Bakınız, bir şey söyleyeyim sevgili gençler. Benim saraylarda oturma gibi bir merakım yok ve hiç gitmeyeceğim saraylara. Ben Gazi Mustafa Kemal Atatürk’ün mütevazı Çankaya’sına gideceğim ve orada oturacağım. Ben onlar gibi değilim. Ben farklı bir insanım, ben sizden birisiyim. Benim rahmetli annem okuma yazma bilmezdi. Büyük ablam da okuma yazma bilmez. Yedi kardeşten üniversiteye giden sadece benim. Dolayısıyla rahmetli babamın 7 çocuğuna bir bayramda ayakkabı aldığını hiç görmedim. Parası ne kadar varsa, imkânı ne kadar varsa bir çocuğuna, üç çocuğuna ayakkabı alırdı. Yani sizden birisiyim, sizler gibi yaşıyorum. Benim mutfağımı da zaten hepiniz üç aşağı beş yukarı biliyorsunuz. Mütevazı bir evdeyim. Söyledim, sizler gibi yaşamadıkça, sizin derdinize ortak olmadıkça bu memleketin sorunları çözülmez. Bunu çözmenin yolu sizin gibi yaşamaktır. Sizin gibi yaşadığımız zaman vatandaşın derdine çare üretebiliriz.

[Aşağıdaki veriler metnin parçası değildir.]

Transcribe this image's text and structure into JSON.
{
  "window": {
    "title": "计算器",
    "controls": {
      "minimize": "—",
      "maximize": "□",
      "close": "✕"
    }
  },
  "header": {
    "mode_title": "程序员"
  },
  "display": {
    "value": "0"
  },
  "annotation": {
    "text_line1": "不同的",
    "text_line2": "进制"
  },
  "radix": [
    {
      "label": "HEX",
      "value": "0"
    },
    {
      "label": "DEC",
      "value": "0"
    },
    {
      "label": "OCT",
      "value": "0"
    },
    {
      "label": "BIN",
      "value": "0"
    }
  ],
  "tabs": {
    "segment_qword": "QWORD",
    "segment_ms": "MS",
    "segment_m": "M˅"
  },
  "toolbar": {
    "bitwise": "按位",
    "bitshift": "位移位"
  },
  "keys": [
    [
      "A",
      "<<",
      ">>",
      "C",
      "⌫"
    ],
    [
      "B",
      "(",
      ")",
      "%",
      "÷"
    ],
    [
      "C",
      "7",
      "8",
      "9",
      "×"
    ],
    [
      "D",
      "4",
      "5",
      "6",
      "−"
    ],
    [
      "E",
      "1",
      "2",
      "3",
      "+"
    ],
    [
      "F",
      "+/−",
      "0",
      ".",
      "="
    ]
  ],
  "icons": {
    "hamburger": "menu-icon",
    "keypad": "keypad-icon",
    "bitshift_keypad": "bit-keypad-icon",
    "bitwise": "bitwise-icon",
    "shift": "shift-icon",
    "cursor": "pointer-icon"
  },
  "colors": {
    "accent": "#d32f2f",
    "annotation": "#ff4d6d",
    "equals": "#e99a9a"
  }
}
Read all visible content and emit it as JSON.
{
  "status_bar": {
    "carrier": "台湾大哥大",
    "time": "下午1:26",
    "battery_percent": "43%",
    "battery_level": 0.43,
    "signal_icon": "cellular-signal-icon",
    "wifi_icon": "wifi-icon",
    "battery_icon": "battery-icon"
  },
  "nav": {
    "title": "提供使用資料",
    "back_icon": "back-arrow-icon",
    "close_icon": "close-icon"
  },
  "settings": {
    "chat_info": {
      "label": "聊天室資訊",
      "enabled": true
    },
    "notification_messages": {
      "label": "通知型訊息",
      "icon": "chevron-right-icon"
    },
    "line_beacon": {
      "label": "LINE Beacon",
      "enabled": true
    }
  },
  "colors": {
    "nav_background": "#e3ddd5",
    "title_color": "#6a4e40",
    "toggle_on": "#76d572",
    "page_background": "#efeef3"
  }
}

EYT’lileri biliyorum, çözülecek. Emeklileri biliyorum, çözülecek.
‘Taş atan eller değil, kalp yapan eller kazanacak.’ diyorsunuz. Taş atanlar aslında korkularından atıyorlar. Yiğit adamlar taş atmazlar. Yiğit adam ne yapar? Varsa farklı bir düşünce, yiğit adam gelir çıkar karşıma. Dünya kadar televizyonu var. Oturur tartışırız, beraber tartışırız. Cesaret ister. Bay Kemal’in önüne çıkmak için kul hakkı yememek lazım. Bay Kemal’le tartışmaya girmek için yolsuzluk yapmamak lazım, kul hakkı yememek lazım. Araştırıyorlar bir şey bulabilir miyiz diye. Yemezler, bulamazlar.
‘Astsubaylar üvey evlat mı?’ diyorsunuz. ‘Tazminat hakkımızı istiyoruz.’ Meraklanmayın biliyorum, sıkıntıların tamamını biliyorum. Bakın sadece siz değil, burada bizim güvenliğimizi sağlayan polis arkadaşlarımız var. Onlara da her zaman şükran borçluyuz. Gerçekten günün 12 saati, 13 saati, 14 saati nöbet tutarlar bunlar. Dolayısıyla onların da dünya kadar sorunları var. Polis intiharlarını biliyorum. Onların da sorunlarını göreceksiniz, çözeceğiz. Çünkü polis dediğiniz kişi, devlet demektir. Onu sokakta gördüğünüzde devletle muhatap oluyorsunuz demektir. Bunun hepsini yapacağız. Onları da sorunlardan arındıracağız. Onlar da görev yapacaklar.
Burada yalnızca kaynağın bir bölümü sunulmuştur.